Especially if you’ve suffered from an eating disorder in the past, counting calories and restrictive eating is absolutely not recommended due to the high probability of you beginning to struggle again, if not physically, then mentally. Eating peacefully and emotionally present, mindfully has been found to be a positive way of treating individuals with past episodes of anorexia, bulimia, binge-eating, emotional eating (1, 2, 3, 4). - Understanding your body. Listen to the needs you have when you start feeling hungry and try to stop associating negative cues with hunger – sit back, eat slowly and allow your body to respond back on whether you are satiated or not. Before and after a meal always ask yourself how do you feel in order to identify emotions, stress or anxiety – it might help you realize whether there is a relation between your food choices and your emotions, step by step take control of your body and emotions.
- Eat high-quality foods primarily, allow a small space for treats. High-quality foods will allow you to recover, nourish and replenish your energy levels. You can add treats to your eating habit by making them at home and looking for substitutes that work with you (such as sugar replacement, lower sodium, etc).
- Get your partner involved as well. If you don’t live alone, it will be really hard sticking to something all by yourself. Try to make others understand your concerns and why you’re making a habit change, involve them in a way or another so they feel like they’re aiding you.
- Eliminate toxic friendships from your circle. That means unhealthy people whose will is to pull others down while they fail at their own wellbeing. It’s extremely important to have a circle of supportive friends, people with the same goal and those that will understand you and not only that but join you. Creating a new healthy habit for yourself will mean letting go of old habits and old friendships that no longer work for you. Don’t be afraid to say goodbye.
- Clean your pantry and replace it. Throw away (if old) or preferably donate the items you no longer plan to consumer and replace them with the foods you’ve been planning for.
- Use your journal to document the changes in your life. If this means too much fuss for you then keep track of your changes using your smartphone. There are applications that aid with habit change and work as reminders, whether that’s a lifestyle change or a behavioral change.
- If you fail, start again. Even if it takes 1000 times to get it right, never give up on your new goal, just start it again and try your best to stick to it. This is why it’s so incredibly important to set real goals and changes in your mind rather than dreams and impossible outcomes.

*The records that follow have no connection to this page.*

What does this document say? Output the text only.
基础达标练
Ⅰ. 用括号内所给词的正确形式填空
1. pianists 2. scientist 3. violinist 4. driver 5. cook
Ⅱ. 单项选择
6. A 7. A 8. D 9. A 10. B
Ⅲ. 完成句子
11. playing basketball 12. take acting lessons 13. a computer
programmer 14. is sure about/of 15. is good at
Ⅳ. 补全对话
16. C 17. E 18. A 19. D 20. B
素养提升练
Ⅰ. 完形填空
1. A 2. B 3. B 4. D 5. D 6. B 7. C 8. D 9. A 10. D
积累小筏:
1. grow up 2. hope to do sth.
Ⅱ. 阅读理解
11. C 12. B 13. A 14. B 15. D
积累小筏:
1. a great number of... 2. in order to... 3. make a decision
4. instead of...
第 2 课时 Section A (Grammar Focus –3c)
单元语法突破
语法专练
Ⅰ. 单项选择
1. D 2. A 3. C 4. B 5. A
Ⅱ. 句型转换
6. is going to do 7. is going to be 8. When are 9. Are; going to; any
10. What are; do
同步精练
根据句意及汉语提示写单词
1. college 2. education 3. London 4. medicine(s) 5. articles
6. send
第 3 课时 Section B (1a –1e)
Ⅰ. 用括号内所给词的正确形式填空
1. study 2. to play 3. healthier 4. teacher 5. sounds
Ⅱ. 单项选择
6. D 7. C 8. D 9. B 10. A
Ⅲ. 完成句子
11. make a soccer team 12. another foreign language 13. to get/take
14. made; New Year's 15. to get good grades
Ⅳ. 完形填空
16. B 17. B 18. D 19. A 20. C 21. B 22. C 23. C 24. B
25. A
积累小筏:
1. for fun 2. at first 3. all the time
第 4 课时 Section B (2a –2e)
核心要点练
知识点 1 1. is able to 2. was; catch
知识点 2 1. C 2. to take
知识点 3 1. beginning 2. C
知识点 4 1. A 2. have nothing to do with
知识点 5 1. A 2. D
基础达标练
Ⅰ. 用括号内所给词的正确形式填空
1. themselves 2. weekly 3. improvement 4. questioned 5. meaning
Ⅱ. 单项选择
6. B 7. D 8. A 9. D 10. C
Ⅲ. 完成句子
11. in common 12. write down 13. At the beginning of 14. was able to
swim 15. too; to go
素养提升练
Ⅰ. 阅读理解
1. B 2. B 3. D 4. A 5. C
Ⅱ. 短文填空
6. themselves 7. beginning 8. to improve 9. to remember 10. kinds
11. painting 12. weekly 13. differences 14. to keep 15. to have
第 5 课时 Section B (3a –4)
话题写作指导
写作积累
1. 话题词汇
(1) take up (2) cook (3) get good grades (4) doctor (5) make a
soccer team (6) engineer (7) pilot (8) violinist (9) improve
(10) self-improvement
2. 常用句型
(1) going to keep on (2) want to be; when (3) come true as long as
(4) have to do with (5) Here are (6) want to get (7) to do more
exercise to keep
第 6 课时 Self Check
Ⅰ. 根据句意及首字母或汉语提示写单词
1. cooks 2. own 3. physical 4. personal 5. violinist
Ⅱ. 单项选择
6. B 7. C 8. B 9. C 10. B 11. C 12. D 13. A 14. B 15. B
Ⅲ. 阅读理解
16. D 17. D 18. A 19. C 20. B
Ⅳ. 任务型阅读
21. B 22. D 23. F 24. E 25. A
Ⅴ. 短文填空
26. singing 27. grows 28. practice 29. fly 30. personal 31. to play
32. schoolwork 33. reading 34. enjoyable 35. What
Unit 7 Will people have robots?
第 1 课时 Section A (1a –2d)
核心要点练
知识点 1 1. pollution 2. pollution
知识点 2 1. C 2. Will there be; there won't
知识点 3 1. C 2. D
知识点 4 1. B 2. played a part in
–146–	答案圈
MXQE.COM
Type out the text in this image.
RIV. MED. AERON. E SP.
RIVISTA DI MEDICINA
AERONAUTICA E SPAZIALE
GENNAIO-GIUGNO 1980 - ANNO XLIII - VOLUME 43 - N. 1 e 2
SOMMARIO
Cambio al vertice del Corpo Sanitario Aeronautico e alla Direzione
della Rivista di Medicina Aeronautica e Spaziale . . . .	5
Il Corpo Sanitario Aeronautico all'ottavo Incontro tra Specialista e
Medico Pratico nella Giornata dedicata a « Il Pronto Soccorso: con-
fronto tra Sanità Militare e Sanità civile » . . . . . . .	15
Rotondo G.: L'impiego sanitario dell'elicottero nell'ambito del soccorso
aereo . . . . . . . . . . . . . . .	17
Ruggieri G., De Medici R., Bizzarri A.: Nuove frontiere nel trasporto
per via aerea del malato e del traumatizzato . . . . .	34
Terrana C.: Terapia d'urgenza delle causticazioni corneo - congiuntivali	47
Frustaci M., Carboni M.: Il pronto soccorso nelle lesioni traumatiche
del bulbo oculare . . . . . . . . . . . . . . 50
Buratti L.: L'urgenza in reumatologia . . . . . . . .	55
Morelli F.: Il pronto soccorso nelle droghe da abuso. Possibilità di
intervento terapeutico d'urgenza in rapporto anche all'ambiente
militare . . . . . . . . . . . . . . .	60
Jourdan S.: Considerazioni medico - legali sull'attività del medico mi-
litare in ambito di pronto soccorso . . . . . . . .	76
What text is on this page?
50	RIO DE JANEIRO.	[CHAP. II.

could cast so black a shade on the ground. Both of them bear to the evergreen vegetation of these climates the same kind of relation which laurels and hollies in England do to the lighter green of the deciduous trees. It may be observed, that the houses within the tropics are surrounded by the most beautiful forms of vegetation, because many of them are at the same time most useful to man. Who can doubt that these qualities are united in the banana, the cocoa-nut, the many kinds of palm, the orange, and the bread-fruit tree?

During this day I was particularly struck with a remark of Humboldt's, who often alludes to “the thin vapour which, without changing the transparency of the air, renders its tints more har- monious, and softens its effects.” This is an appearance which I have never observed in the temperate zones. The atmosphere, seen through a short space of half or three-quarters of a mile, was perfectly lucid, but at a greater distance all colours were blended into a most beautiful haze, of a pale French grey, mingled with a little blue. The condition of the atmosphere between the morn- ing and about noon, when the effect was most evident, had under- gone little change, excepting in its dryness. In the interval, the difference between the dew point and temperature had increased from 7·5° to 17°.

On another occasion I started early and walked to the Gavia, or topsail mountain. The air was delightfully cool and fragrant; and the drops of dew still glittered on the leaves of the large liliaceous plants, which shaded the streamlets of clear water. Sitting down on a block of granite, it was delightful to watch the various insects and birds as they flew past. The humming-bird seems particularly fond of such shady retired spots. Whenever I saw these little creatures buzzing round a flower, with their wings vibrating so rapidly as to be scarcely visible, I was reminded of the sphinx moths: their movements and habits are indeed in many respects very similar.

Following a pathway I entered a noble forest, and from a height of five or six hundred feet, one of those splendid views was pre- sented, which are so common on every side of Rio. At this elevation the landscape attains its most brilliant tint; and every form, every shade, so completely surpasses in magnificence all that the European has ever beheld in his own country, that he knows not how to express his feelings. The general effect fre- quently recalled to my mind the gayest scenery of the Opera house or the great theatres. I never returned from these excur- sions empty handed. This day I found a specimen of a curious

- Think positively. We might’ve repeated this one but it’s so important to have a positive mindset that will always push you back into your new routine. If your goal is weight loss, think of it as a long-term health benefit and remind yourself that you must be kind to yourself and you need your time to not only reach your goal weight but also to reach peak health, which is the reason why we engage in weight loss journeys anyway (or so it should).
- Share it. Sharing something will make you stick to the plan as you’ll build expectatives in the eyes of others. While no one else than you knows your journey better, they can still follow it. Be careful with what you post in social media and the messages you share with the public (teenagers and other sensitive groups might have access to it). But if you want to have an extra push for your habit change, from an unhealthy habit to a healthy one, applauses and praisal is always welcome and it will make you go on.